When it was almost time for the Jewish Passover, Jesus went up to Jerusalem. In the temple courts he found people selling cattle, sheep and doves, and others sitting at tables exchanging money. So he made a whip out of cords, and drove all from the temple courts, both sheep and cattle; he scattered the coins of the money changers and overturned their tables. To those who sold doves he said, “Get these out of here! Stop turning my Father’s house into a market!”

John 2:13-16


Have you ever been so upset about an injustice that you—as the saying goes—cry blue murder? When I introduced this series on Jesus, calling it Jesus Up Close, I was hoping that we could—through my writing and your reading—find a way to come closer to him. He himself said, “Come to me.”  (Matthew 11:28) With this piece you may see that you can relate to Jesus in a way you hadn’t realized.

When I read the verses above, I’m reminded of times when I was red-hot angry over wrongs I’d experienced, publishing my feelings online. Many Christians frown on such behavior, saying it’s sinful. “In your anger do not sin” (Ephesians 4:26) They say that God tells us to forgive and forget.

But what about injustice? What about the injustice Jesus saw in the temple? Should he just have looked, forgiven, and walked away?

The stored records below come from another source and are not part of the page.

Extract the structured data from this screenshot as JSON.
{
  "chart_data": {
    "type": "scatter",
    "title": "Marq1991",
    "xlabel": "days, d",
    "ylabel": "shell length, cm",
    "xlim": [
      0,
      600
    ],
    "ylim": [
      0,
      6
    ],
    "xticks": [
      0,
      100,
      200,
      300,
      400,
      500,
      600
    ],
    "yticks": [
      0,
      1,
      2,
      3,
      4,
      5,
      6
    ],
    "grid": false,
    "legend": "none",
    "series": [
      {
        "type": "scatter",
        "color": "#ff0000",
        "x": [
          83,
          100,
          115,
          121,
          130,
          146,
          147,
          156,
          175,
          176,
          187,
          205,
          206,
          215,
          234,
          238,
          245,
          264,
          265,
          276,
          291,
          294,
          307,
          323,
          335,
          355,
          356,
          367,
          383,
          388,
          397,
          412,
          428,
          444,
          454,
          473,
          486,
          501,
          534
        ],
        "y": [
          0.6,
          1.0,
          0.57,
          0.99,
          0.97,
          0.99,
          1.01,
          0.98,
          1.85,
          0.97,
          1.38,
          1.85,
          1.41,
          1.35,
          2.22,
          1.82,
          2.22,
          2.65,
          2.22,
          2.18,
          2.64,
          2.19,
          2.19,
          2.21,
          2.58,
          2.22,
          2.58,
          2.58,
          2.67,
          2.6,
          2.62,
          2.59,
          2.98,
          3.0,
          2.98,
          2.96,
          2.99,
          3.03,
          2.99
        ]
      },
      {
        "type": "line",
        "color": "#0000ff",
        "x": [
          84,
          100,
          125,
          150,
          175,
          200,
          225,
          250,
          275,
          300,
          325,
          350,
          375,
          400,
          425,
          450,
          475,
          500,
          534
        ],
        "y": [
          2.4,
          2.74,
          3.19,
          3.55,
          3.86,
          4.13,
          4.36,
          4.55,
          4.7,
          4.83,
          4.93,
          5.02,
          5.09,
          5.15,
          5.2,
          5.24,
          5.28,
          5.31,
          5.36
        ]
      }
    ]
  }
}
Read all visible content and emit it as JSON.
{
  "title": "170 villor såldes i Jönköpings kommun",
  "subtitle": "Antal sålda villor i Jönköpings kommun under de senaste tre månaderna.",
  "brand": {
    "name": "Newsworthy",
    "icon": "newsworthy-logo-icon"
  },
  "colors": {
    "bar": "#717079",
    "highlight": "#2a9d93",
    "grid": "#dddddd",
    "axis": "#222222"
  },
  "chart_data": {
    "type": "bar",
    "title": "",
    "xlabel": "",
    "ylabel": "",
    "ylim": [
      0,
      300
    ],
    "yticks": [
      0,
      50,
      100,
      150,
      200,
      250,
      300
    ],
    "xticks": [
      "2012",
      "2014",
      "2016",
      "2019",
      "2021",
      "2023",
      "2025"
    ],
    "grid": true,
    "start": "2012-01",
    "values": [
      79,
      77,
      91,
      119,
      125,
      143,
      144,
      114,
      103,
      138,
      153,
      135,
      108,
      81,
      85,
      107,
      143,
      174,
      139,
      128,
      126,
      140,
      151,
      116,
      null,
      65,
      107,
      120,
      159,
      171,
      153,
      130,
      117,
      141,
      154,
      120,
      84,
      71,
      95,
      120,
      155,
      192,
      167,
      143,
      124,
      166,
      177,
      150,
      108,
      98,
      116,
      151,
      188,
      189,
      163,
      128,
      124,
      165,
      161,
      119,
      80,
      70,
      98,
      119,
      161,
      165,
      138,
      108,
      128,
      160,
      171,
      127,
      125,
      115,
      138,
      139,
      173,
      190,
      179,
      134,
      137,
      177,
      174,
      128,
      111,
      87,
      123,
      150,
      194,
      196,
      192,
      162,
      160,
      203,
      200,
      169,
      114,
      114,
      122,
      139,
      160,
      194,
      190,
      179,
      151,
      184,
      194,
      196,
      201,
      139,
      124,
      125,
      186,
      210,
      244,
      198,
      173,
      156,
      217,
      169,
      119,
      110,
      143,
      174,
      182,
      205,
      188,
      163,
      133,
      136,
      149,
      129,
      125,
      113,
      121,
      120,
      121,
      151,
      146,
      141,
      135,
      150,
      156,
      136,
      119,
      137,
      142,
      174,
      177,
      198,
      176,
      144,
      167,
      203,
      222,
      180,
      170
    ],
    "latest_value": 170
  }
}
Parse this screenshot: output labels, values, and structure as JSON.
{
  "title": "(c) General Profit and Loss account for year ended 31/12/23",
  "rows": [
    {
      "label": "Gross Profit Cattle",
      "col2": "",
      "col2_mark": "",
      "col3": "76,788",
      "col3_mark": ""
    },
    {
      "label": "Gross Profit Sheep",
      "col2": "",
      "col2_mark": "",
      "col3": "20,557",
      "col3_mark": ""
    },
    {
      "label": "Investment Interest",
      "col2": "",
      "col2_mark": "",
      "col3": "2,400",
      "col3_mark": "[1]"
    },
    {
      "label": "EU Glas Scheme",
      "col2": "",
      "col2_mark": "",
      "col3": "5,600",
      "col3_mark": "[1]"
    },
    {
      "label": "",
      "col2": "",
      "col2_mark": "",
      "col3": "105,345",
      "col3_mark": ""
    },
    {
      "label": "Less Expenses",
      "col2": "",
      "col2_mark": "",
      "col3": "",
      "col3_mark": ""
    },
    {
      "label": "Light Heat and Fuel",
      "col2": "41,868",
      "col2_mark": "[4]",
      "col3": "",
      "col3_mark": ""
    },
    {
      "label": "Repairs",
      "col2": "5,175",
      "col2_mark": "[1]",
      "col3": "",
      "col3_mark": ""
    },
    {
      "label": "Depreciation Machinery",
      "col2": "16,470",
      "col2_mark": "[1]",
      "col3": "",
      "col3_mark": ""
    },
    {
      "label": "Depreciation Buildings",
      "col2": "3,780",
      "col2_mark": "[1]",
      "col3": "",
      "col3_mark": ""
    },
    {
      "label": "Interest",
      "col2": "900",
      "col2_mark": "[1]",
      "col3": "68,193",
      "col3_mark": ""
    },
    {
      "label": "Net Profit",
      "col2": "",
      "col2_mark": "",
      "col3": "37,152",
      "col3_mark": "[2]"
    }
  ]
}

Some sins should make us angry—righteously so. Righteous indignation is being angry at what makes God angry. And how can we leave unchallenged those things that are evil in God’s eyes? Imagine if we turned a blind eye to all the wrongs present in the world. Would we just accept the inhumane way some people are treated? Would we accept discrimination and do nothing to fight against it?

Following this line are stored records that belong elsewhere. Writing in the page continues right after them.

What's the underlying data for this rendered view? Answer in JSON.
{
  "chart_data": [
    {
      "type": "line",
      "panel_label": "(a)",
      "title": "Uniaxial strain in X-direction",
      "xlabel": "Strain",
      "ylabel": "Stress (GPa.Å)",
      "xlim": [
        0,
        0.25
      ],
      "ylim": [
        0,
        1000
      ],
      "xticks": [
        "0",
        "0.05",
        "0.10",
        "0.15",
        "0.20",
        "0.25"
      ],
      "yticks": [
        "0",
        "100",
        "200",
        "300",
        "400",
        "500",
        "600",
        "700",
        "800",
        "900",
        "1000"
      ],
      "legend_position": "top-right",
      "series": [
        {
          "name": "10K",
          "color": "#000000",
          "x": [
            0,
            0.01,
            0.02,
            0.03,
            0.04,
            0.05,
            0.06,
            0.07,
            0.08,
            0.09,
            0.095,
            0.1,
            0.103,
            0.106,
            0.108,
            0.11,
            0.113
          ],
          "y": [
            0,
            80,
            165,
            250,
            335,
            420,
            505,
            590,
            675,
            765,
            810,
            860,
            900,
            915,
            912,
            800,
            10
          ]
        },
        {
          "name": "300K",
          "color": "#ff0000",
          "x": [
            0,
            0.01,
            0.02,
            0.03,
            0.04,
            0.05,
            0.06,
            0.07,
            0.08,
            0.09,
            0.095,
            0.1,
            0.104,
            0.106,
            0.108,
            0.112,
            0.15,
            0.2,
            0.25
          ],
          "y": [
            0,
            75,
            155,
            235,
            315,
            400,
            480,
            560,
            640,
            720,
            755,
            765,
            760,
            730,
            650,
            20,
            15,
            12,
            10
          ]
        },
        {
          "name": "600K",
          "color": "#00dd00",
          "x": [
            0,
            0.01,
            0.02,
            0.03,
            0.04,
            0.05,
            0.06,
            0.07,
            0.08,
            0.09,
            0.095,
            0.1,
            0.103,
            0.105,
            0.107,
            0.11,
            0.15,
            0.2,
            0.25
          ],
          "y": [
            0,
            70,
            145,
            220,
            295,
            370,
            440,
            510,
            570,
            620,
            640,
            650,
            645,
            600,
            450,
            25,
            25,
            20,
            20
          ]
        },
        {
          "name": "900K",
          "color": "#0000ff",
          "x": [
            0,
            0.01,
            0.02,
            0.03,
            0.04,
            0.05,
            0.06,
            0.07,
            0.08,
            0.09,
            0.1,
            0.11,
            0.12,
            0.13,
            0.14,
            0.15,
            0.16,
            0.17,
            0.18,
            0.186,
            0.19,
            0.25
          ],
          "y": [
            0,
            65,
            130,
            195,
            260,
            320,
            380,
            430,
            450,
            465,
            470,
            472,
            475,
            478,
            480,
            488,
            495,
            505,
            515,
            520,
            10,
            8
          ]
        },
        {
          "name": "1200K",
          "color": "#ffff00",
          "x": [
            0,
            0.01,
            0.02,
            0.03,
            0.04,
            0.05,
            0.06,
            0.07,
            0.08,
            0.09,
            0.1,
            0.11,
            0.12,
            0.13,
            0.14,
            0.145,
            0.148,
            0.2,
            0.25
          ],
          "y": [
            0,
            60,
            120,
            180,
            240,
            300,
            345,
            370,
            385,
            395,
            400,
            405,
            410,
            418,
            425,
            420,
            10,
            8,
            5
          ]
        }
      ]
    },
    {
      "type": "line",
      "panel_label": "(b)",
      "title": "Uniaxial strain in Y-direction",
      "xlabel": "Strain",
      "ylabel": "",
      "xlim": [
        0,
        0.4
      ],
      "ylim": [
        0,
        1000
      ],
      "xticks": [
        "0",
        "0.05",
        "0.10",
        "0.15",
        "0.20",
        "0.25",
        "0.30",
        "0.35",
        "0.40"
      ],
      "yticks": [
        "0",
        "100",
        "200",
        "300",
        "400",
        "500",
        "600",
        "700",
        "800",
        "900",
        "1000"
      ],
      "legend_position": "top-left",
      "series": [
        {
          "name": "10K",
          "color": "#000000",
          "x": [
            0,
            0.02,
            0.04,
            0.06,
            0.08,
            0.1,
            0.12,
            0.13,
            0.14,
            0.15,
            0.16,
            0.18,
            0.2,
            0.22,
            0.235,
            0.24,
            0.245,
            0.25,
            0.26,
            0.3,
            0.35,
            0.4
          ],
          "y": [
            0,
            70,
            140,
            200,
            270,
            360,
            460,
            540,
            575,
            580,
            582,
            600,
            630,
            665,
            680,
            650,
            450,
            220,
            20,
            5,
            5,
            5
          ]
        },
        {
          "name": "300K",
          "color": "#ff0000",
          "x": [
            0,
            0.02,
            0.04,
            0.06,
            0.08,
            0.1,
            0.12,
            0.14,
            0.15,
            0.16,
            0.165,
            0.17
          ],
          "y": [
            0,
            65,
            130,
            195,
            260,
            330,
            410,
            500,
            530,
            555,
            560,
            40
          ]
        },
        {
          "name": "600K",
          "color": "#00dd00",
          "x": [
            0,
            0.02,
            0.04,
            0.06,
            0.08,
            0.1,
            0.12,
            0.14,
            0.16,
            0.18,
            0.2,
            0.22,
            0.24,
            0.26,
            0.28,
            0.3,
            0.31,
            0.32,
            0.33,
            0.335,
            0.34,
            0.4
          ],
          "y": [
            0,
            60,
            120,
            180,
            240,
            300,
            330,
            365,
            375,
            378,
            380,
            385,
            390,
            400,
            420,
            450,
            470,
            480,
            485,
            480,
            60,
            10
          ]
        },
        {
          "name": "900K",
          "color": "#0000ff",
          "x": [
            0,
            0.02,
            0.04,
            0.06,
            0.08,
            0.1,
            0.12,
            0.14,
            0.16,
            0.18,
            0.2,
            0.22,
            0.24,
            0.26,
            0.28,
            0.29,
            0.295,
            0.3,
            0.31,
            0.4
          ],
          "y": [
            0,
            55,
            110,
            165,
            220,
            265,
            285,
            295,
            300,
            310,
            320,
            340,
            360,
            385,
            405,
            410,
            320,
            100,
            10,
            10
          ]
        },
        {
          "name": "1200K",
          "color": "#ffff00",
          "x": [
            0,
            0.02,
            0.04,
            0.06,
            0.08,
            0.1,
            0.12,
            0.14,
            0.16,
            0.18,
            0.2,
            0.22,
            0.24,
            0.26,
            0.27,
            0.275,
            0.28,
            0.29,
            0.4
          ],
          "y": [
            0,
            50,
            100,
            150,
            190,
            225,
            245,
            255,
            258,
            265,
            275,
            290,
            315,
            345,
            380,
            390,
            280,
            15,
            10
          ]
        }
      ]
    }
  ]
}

But the righteous anger displayed by Jesus showed a measure of grief as well, not only infuriation. In Mark 3:5, for example,  Jesus responded to some who were waiting to catch him healing someone on the Sabbath. This would be in opposition to their laws. He looked around at them in anger and, deeply distressed at their stubborn hearts, said to the man, “Stretch out your hand.” He stretched it out, and his hand was completely restored. (Mark 3:5)

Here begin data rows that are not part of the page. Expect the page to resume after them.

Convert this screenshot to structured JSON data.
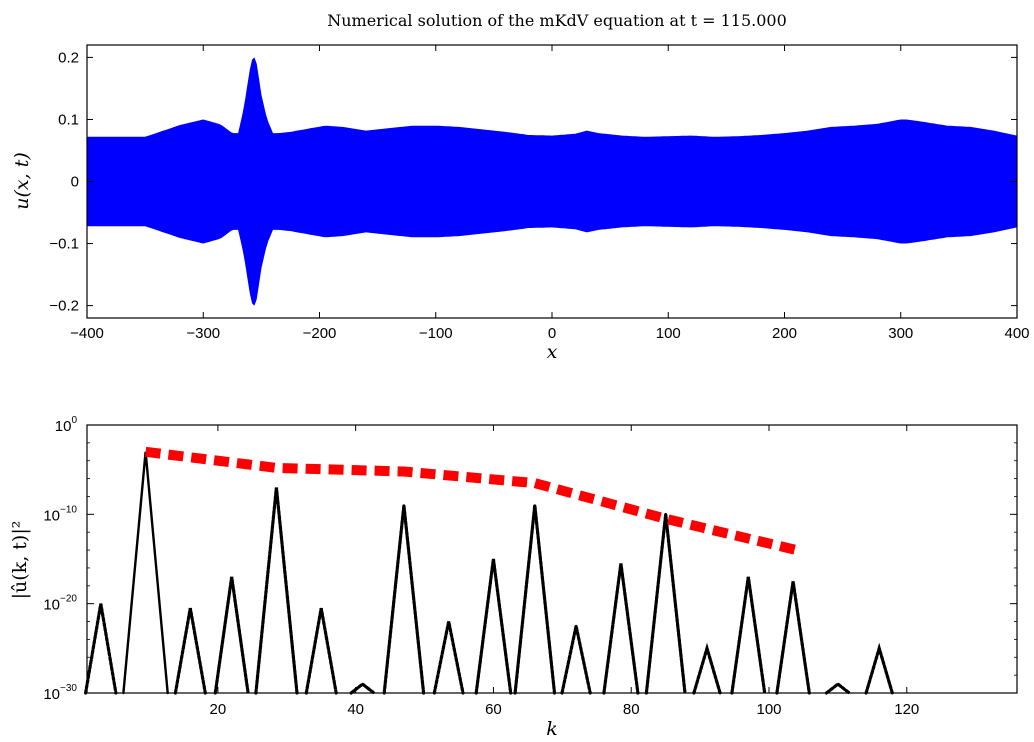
{
  "chart_data": [
    {
      "type": "line",
      "title": "Numerical solution of the mKdV equation at t = 115.000",
      "xlabel": "x",
      "ylabel": "u(x, t)",
      "xlim": [
        -400,
        400
      ],
      "ylim": [
        -0.22,
        0.22
      ],
      "x_ticks": [
        "−400",
        "−300",
        "−200",
        "−100",
        "0",
        "100",
        "200",
        "300",
        "400"
      ],
      "x_tick_values": [
        -400,
        -300,
        -200,
        -100,
        0,
        100,
        200,
        300,
        400
      ],
      "y_ticks": [
        "0.2",
        "0.1",
        "0",
        "−0.1",
        "−0.2"
      ],
      "y_tick_values": [
        0.2,
        0.1,
        0,
        -0.1,
        -0.2
      ],
      "grid": false,
      "series_color": "#0000ff",
      "rendering": "densely oscillating wave; filled band between -envelope and +envelope",
      "envelope": {
        "x": [
          -400,
          -360,
          -350,
          -320,
          -300,
          -285,
          -275,
          -270,
          -265,
          -260,
          -257,
          -254,
          -250,
          -245,
          -240,
          -235,
          -225,
          -210,
          -195,
          -180,
          -160,
          -140,
          -120,
          -100,
          -80,
          -60,
          -40,
          -20,
          0,
          20,
          30,
          40,
          60,
          80,
          100,
          120,
          140,
          160,
          180,
          200,
          220,
          240,
          260,
          280,
          300,
          305,
          320,
          340,
          360,
          380,
          400
        ],
        "y": [
          0.072,
          0.072,
          0.072,
          0.091,
          0.1,
          0.092,
          0.078,
          0.078,
          0.12,
          0.18,
          0.205,
          0.19,
          0.14,
          0.1,
          0.078,
          0.078,
          0.08,
          0.085,
          0.09,
          0.088,
          0.082,
          0.086,
          0.09,
          0.09,
          0.088,
          0.084,
          0.08,
          0.075,
          0.074,
          0.077,
          0.082,
          0.078,
          0.074,
          0.072,
          0.073,
          0.074,
          0.072,
          0.073,
          0.075,
          0.078,
          0.082,
          0.088,
          0.09,
          0.093,
          0.1,
          0.1,
          0.096,
          0.09,
          0.088,
          0.082,
          0.074
        ]
      }
    },
    {
      "type": "scatter",
      "xlabel": "k",
      "ylabel": "|û(k, t)|²",
      "yscale": "log",
      "xlim": [
        1,
        136
      ],
      "ylim": [
        1e-30,
        1
      ],
      "x_ticks": [
        "20",
        "40",
        "60",
        "80",
        "100",
        "120"
      ],
      "x_tick_values": [
        20,
        40,
        60,
        80,
        100,
        120
      ],
      "y_ticks": [
        "10",
        "10",
        "10",
        "10"
      ],
      "y_tick_exponents": [
        "0",
        "−10",
        "−20",
        "−30"
      ],
      "y_tick_values": [
        1,
        1e-10,
        1e-20,
        1e-30
      ],
      "grid": false,
      "spectrum_color": "#000000",
      "peaks": {
        "k": [
          3,
          9.5,
          16,
          22,
          28.5,
          35,
          41,
          47,
          53.5,
          60,
          66,
          72,
          78.5,
          85,
          91,
          97,
          103.5,
          110,
          116
        ],
        "log10": [
          -20,
          -3,
          -20.5,
          -17,
          -7,
          -20.5,
          -29,
          -9,
          -22,
          -15,
          -9,
          -22.5,
          -15.5,
          -10,
          -25,
          -17,
          -17.5,
          -29,
          -25
        ]
      },
      "trend_line": {
        "color": "#ff0000",
        "style": "dashed",
        "k": [
          9.5,
          28.5,
          47,
          66,
          85,
          104
        ],
        "log10": [
          -3,
          -4.8,
          -5.2,
          -6.5,
          -10.5,
          -14
        ]
      }
    }
  ]
}
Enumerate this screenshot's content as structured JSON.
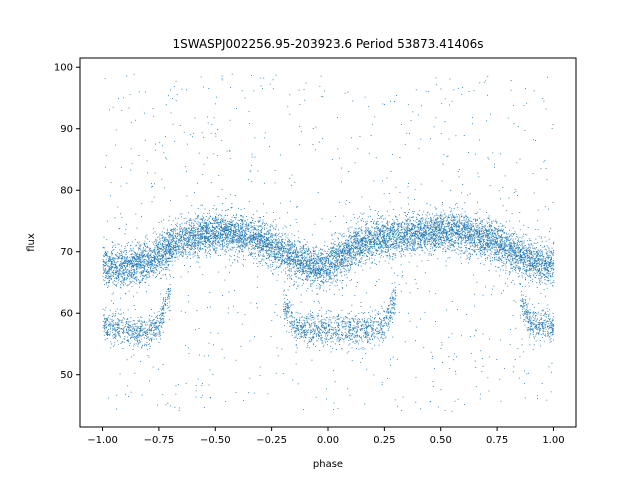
{
  "chart_data": {
    "type": "scatter",
    "title": "1SWASPJ002256.95-203923.6 Period 53873.41406s",
    "xlabel": "phase",
    "ylabel": "flux",
    "xlim": [
      -1.1,
      1.1
    ],
    "ylim": [
      41.5,
      101.5
    ],
    "xticks": [
      -1.0,
      -0.75,
      -0.5,
      -0.25,
      0.0,
      0.25,
      0.5,
      0.75,
      1.0
    ],
    "xtick_labels": [
      "−1.00",
      "−0.75",
      "−0.50",
      "−0.25",
      "0.00",
      "0.25",
      "0.50",
      "0.75",
      "1.00"
    ],
    "yticks": [
      50,
      60,
      70,
      80,
      90,
      100
    ],
    "ytick_labels": [
      "50",
      "60",
      "70",
      "80",
      "90",
      "100"
    ],
    "grid": false,
    "legend": "none",
    "marker_color": "#1f77b4",
    "series": [
      {
        "x": [
          -1.0,
          -0.95,
          -0.9,
          -0.85,
          -0.8,
          -0.75,
          -0.7,
          -0.65,
          -0.6,
          -0.55,
          -0.5,
          -0.45,
          -0.4,
          -0.35,
          -0.3,
          -0.25,
          -0.2,
          -0.15,
          -0.1,
          -0.05,
          0.0,
          0.05,
          0.1,
          0.15,
          0.2,
          0.25,
          0.3,
          0.35,
          0.4,
          0.45,
          0.5,
          0.55,
          0.6,
          0.65,
          0.7,
          0.75,
          0.8,
          0.85,
          0.9,
          0.95,
          1.0
        ],
        "upper_branch": [
          68.0,
          67.5,
          67.5,
          68.0,
          68.5,
          69.5,
          71.0,
          72.0,
          72.5,
          73.0,
          73.2,
          73.0,
          72.8,
          72.5,
          72.0,
          71.2,
          70.0,
          69.0,
          68.0,
          67.5,
          68.0,
          69.0,
          70.5,
          71.5,
          72.0,
          72.3,
          72.5,
          72.8,
          73.0,
          73.2,
          73.3,
          73.3,
          73.0,
          72.5,
          72.0,
          71.5,
          70.5,
          69.5,
          68.5,
          68.0,
          68.0
        ],
        "eclipse_branch": [
          58.0,
          58.0,
          57.5,
          57.0,
          57.0,
          58.5,
          64.0,
          null,
          null,
          null,
          null,
          null,
          null,
          null,
          null,
          null,
          62.0,
          58.0,
          57.5,
          57.5,
          57.5,
          57.5,
          57.5,
          57.5,
          57.5,
          58.0,
          63.0,
          null,
          null,
          null,
          null,
          null,
          null,
          null,
          null,
          null,
          null,
          62.0,
          58.5,
          58.0,
          58.0
        ]
      }
    ]
  }
}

When we are angry but have no tears over the evil committed we are often showing a lack of love.

Righteous anger is necessary. It’s the response that followers of Christ need to have. Anger towards wrong-doing, not only on our own behalf, but because many are being wronged. When we’re angry, we are moved to act. We need to have a fire in us if we’re going to make a difference. How could Jesus have done all he did if he didn’t have such a fire in him?

Do you feel passionate about an injustice you see in the world? Do you ever feel red-hot angry when you look at the wrong-doings in our world?

Jesus says, “Come to me.” Join with me in making a better world possible. I’ll be right beside you, working with you.